Leaving from Caney, OK you would reach Swainsboro, GA in about 15 hours 10 mins if you keep an average speed of miles per hour, assuming you don’t make any breaks or get stuck in traffic.
This is a map overview of the best driving route from Caney, OK to Swainsboro, GA in which you can see the origin and destination points marked with A (Caney) and B (Swainsboro) respectively as well as blue line along the road route you can take. You can zoom in to see more details, including road numbers and even street names both in Caney, OK and Swainsboro, GA as well as every other town you may pass by on your way.

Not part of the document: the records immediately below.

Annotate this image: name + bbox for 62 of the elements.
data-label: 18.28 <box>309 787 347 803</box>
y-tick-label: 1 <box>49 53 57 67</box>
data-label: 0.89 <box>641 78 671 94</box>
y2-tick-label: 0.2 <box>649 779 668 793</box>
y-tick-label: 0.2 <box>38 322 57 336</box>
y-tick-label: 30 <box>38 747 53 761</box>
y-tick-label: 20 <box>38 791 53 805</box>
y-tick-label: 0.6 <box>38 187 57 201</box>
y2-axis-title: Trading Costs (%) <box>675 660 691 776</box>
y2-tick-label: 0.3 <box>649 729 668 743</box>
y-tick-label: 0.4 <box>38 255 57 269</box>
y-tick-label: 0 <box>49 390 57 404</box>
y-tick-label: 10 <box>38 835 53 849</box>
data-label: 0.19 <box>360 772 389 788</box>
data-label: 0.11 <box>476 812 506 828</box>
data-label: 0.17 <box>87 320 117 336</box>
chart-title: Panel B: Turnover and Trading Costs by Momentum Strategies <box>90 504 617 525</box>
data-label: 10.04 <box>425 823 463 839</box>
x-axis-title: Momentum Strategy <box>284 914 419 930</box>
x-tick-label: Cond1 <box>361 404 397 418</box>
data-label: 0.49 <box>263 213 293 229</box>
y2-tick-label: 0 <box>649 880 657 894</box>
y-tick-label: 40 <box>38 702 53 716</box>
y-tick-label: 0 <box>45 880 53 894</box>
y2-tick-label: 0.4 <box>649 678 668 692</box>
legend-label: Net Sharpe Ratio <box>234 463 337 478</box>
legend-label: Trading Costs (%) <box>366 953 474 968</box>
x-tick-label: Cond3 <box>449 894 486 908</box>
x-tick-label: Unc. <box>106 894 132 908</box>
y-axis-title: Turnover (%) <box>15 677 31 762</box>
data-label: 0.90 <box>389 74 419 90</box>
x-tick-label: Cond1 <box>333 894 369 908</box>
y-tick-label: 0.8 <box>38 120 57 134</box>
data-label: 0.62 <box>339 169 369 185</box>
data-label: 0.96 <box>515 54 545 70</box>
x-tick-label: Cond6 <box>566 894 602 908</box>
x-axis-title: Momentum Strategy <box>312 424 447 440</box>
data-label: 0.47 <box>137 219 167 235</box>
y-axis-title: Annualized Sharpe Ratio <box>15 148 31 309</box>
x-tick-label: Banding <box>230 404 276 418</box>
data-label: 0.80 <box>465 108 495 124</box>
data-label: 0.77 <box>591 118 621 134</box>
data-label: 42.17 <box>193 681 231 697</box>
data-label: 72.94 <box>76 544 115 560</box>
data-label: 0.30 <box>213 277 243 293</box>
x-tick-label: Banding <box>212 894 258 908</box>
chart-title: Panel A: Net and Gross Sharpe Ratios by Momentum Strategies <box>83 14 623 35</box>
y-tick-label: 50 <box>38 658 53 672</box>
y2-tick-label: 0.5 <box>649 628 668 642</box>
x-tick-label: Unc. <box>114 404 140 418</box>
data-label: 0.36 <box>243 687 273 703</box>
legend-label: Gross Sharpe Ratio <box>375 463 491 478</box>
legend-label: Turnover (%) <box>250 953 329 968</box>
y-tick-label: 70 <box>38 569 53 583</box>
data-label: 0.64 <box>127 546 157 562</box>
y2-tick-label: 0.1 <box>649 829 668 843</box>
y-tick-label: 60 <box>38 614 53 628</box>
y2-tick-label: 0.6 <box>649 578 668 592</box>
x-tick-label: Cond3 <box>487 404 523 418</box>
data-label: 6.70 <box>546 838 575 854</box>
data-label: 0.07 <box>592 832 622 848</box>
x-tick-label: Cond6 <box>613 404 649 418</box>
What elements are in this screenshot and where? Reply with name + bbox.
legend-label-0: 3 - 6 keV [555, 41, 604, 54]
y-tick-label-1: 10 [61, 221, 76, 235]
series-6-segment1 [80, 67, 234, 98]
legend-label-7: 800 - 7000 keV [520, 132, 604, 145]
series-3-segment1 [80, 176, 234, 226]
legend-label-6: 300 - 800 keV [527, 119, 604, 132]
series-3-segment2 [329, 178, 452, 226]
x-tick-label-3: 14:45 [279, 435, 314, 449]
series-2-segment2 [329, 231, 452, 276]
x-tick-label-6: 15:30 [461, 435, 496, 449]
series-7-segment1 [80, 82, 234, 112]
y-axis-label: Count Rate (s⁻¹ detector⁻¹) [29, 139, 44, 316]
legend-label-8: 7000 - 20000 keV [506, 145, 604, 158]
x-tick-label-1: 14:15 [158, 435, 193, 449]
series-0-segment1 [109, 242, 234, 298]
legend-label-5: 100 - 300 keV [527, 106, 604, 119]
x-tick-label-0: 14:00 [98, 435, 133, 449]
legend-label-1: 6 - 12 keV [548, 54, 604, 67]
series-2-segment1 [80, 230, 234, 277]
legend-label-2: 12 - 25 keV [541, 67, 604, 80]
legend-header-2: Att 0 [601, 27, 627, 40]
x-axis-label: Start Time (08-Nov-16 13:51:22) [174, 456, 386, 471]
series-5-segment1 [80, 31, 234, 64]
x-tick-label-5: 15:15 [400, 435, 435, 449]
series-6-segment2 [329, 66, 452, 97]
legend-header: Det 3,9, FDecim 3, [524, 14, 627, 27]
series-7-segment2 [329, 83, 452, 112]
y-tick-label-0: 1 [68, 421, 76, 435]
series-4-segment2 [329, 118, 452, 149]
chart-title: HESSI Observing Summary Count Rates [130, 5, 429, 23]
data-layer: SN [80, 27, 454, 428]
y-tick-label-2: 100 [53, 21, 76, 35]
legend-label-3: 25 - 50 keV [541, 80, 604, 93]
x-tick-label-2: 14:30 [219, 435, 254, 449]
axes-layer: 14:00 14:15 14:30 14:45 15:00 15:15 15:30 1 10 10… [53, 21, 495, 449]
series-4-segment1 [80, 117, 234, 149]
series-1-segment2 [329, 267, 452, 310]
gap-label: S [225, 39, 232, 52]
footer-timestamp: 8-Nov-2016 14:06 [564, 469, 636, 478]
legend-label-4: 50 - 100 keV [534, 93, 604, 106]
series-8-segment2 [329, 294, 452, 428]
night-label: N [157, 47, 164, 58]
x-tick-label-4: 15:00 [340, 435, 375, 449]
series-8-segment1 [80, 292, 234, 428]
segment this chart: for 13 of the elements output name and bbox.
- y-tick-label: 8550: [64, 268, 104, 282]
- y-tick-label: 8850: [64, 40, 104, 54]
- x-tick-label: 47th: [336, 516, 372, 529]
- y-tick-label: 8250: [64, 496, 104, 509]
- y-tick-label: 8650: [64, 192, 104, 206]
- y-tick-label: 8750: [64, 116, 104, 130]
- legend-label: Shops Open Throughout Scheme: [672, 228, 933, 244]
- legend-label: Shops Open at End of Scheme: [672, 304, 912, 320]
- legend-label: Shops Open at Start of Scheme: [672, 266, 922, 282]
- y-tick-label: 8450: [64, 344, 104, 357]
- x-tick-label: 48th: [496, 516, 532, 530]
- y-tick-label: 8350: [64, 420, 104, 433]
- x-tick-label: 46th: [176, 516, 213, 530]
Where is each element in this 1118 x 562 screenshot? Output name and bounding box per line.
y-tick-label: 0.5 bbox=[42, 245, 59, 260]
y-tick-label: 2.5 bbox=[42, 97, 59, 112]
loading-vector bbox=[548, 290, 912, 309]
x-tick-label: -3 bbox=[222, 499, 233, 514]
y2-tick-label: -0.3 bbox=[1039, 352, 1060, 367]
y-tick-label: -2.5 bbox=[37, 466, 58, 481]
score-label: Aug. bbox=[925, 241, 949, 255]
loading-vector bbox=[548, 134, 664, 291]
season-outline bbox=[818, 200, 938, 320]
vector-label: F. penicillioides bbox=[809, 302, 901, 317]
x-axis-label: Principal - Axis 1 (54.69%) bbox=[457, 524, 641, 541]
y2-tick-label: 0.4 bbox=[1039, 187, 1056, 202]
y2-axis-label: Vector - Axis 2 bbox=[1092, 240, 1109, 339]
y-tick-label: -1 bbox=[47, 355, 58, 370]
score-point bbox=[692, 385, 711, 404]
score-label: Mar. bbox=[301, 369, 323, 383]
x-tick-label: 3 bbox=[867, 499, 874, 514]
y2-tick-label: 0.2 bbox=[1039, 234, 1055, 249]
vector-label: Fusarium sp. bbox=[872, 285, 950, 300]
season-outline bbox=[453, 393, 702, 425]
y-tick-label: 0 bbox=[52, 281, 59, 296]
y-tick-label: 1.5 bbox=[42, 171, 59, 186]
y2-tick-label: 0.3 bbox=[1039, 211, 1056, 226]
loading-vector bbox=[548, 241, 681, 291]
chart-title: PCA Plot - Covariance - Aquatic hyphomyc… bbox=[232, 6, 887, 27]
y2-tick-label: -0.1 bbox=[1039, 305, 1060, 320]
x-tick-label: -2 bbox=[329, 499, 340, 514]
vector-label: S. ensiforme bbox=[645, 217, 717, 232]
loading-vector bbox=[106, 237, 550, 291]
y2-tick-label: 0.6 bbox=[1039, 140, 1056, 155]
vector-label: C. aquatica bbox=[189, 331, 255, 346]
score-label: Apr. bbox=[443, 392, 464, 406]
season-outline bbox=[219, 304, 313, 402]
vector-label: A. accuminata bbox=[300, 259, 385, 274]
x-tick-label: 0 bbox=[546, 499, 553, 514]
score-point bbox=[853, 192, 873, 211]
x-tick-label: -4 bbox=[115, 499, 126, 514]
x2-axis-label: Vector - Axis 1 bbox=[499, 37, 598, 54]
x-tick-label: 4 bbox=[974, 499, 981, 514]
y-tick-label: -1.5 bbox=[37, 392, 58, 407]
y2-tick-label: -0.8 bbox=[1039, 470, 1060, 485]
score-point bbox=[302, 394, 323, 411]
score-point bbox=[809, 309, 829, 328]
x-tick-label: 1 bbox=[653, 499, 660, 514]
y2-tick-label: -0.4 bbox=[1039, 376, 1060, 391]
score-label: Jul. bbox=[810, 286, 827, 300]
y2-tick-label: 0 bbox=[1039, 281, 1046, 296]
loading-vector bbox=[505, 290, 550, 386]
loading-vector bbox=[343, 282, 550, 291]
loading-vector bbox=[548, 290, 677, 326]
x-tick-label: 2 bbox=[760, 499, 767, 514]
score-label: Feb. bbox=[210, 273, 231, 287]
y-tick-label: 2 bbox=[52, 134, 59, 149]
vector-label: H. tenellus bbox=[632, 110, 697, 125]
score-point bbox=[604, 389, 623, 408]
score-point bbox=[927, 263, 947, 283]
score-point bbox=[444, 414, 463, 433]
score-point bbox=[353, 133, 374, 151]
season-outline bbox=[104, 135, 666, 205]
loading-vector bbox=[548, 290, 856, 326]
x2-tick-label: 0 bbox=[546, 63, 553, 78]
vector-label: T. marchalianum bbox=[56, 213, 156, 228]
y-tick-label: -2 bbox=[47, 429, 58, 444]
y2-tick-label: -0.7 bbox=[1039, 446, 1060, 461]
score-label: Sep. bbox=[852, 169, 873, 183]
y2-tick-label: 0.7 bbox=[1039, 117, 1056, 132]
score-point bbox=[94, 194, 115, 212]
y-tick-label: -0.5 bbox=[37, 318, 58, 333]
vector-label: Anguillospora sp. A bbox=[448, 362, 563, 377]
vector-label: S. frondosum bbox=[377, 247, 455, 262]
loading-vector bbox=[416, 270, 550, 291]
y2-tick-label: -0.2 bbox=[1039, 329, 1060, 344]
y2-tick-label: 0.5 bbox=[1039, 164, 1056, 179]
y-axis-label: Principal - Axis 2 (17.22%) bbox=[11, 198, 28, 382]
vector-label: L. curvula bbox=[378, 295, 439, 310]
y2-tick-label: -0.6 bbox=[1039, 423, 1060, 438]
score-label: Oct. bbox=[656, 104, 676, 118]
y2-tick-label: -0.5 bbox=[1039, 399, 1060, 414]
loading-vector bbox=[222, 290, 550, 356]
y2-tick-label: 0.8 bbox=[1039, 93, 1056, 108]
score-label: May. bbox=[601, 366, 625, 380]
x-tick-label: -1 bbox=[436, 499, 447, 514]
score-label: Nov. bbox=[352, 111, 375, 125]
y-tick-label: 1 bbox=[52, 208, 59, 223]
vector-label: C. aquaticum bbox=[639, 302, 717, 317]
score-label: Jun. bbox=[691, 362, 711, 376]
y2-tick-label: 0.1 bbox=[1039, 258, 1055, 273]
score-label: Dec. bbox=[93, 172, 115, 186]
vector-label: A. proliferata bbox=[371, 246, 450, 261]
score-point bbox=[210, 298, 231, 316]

Fuel consumption if you drive from Caney, OK to Swainsboro, GA
To cover the 1,006.09 mi that separate Swainsboro from Caney you are going to need between of fuel, considering you drive an average car (30 mpg) and , if you drive an SUV or a heavy car (20 mpg). If you drive a fuel efficient car (45 mpg), your consumption will only be .
Cost of driving from Caney, OK to Swainsboro, GA
Depending on the fuel efficiency level of your car, driving from Caney to Swainsboro will cost you between and . An average car would make the trip for . We calculate the route cost using real time average gas prices for the US and other costs such as tolls are not included in this calculation.